Ces derniers ont montré un attachement infaillible envers la terre de leurs ancêtres, leur identité et leurs racines, alors qu’ils vivent à plus de 22 000 km. Le réalisateur du film a rapporté que des signes d’appartenance étaient visibles sur les lieux de mémoire, à travers la pratique de la Fantazia, les noms, l’omniprésence du croissant et de l’étoile (symboles de la religion islamique), mais aussi le cimetière qui rappelle la fidélité à leurs parents et grands-parents.
Une fidélité qui s’était ancrée en dépit des tentatives coloniales d’interdire les noms arabes et tout ce qui a un lieu avec les origines algériennes.
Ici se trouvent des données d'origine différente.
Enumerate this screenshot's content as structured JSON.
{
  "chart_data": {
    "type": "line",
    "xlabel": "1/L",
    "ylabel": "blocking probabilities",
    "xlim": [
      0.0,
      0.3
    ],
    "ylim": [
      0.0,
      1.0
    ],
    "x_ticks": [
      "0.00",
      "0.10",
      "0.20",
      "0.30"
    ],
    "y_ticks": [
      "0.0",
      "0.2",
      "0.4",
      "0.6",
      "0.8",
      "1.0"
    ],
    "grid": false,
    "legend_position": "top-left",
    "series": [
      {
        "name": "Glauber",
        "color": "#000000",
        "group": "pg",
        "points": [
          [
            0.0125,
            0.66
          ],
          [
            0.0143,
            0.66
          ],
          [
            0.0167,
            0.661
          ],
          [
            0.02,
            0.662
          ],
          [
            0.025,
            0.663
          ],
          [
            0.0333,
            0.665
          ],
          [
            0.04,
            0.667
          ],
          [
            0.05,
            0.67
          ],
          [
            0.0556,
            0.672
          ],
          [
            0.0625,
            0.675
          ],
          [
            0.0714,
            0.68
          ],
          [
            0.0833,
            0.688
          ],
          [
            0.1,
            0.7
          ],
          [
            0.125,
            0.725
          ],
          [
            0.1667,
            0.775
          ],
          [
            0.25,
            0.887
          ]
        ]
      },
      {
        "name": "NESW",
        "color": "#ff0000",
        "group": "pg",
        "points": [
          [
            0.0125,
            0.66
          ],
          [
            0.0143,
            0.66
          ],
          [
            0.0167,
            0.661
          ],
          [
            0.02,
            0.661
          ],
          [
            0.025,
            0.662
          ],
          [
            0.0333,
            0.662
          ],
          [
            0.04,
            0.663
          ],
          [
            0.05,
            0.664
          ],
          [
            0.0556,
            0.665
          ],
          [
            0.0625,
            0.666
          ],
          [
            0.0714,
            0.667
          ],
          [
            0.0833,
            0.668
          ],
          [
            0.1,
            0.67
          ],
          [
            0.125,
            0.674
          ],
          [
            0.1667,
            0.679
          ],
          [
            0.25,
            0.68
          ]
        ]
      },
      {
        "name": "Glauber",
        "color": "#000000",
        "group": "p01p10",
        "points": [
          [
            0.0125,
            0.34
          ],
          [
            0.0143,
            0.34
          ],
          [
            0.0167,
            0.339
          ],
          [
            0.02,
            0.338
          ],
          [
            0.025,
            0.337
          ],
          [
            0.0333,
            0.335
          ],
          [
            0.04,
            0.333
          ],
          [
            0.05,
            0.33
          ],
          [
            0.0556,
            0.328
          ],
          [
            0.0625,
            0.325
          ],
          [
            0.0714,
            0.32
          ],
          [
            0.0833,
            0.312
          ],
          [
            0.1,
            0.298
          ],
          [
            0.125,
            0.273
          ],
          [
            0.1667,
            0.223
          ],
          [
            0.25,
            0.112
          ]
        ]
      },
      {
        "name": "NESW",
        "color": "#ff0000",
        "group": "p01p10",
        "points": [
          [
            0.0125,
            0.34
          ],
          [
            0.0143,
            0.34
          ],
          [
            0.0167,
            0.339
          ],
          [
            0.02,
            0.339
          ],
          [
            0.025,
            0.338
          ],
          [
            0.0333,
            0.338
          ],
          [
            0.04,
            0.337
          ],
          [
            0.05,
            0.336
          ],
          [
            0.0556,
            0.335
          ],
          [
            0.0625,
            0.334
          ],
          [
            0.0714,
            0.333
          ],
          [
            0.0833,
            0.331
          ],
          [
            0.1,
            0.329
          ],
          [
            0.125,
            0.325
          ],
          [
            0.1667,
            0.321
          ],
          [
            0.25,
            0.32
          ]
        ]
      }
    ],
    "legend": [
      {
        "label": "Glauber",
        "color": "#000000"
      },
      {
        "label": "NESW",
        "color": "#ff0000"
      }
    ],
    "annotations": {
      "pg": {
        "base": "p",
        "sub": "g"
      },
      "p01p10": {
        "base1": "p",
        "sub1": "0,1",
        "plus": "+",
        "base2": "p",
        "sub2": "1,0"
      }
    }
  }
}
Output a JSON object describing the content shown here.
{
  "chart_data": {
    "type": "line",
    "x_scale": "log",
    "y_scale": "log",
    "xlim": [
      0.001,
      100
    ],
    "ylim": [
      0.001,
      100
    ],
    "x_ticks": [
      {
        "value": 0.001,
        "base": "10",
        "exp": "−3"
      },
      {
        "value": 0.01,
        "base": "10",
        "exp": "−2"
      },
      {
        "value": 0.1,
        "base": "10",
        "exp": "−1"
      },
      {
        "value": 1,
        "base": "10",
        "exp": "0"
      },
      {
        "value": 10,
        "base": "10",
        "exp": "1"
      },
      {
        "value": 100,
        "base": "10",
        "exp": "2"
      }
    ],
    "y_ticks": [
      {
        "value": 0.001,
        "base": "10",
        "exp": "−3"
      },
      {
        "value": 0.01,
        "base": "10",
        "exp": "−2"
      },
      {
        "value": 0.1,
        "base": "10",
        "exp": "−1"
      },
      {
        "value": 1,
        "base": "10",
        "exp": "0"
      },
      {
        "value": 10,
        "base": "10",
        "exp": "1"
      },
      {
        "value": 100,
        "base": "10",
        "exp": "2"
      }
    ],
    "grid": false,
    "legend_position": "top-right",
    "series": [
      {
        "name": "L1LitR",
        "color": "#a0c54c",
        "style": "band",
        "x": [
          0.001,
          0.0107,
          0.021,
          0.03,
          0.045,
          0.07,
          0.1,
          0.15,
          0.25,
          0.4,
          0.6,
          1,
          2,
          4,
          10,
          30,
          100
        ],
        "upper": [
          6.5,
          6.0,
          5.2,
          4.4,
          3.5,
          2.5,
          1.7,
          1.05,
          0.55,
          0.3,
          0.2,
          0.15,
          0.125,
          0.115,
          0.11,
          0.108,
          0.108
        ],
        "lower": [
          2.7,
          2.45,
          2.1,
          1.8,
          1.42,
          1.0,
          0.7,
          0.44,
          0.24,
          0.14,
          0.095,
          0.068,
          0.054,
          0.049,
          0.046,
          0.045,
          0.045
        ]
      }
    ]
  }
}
Les propos de certains d’entre eux rapportés dans le film en sont une preuve de ce qu’ils avaient enduré pendant des décennies. «Pourquoi le silence, c’est pour se reconstruire sur cette terre étrangère marquée par la honte puis l’oubli pour protéger la génération future», dira Tayeb Aïfa.
«Nous sommes orphelins d’une partie de notre vrai passé dans un pays où le non-dit est présent, un passé trop lourd à porter», avoue Dominique Flotta. «Notre destin est suspendu depuis si longtemps, entre un passé trop lourd à porter et un avenir incertain», ajoute Christophe Sand. «Notre histoire se terminera une fois que le tournage de ce film aura pris fin», conclut Yasmine Mistoura.
Faire la lumière sur une vérité historique
«Le film documentaire sur les déportés algériens en Nouvelle-Calédonie, qui avait contribué à faire la lumière sur une vérité historique marginalisée est un hommage qui leur avait été rendu et une manière de réhabiliter leur mémoire et briser le mur du silence sur une page de notre histoire ; à travers cette œuvre, nous avons révélé les crimes du colonialisme français contre les Algériens», a déclaré Saïd Oulmi lors des débats animés au «Café Cinérama». Des crimes qu’on a tendance à oublier du côté de l’Hexagone où l’extrême droite continue de s’acharner ces derniers temps contre l’Algérie en semant la haine et divulguant des contrevérités.
«Ces vieux Algériens arrachés de chez eux, envoyés à l’autre bout du monde, ont symboliquement été réhabilités par l’Algérie quand leur histoire est passée en prime time sur les écrans de la télévision à travers la série Les témoins de la mémoire de Saïd Oulmi et Fatiha Si Youcef», avait déclaré Christophe Sand. «Notre histoire prend enfin un sens, nos vieux ont trouvé une place reconnue dans l’histoire de la terre algérienne», notera avec satisfaction Tayeb Aïfa.
Le film avait eu le grand mérite d’ouvrir la voie du retour pour certains descendants de déportés pour voir les lieux où habitaient leurs grands-parents et rencontrer leurs proches. Un retour symbolique aussi à travers une pensée à leurs ancêtres 150 ans après leur déportation.
Les téléspectateurs algériens qui avaient vu cette série en 2004 se rappellent encore de ces moments de liesse populaire et de forte émotion lors de rencontres dans diverses régions d’Algérie marquées par la joie, les larmes, le baroud, la musique et d’autres faits qui demeurent encore indescriptibles. Le film documentaire de Said Oulmi avait décroché la médaille d’or au Festival des télévisions arabes au Caire en 2006.
Pour la mémoire, une stèle avait été inaugurée le 5 juillet 2021 pour rappeler l’histoire de ces déportés. Lors de la rencontre du Café Cinérama, un appel a été lancé pour diffuser ce genre de films documentaires dans les écoles, les collèges et les lycées afin que les jeunes générations apprennent la vraie histoire de leur pays. Un message adressé au ministère de l’Education.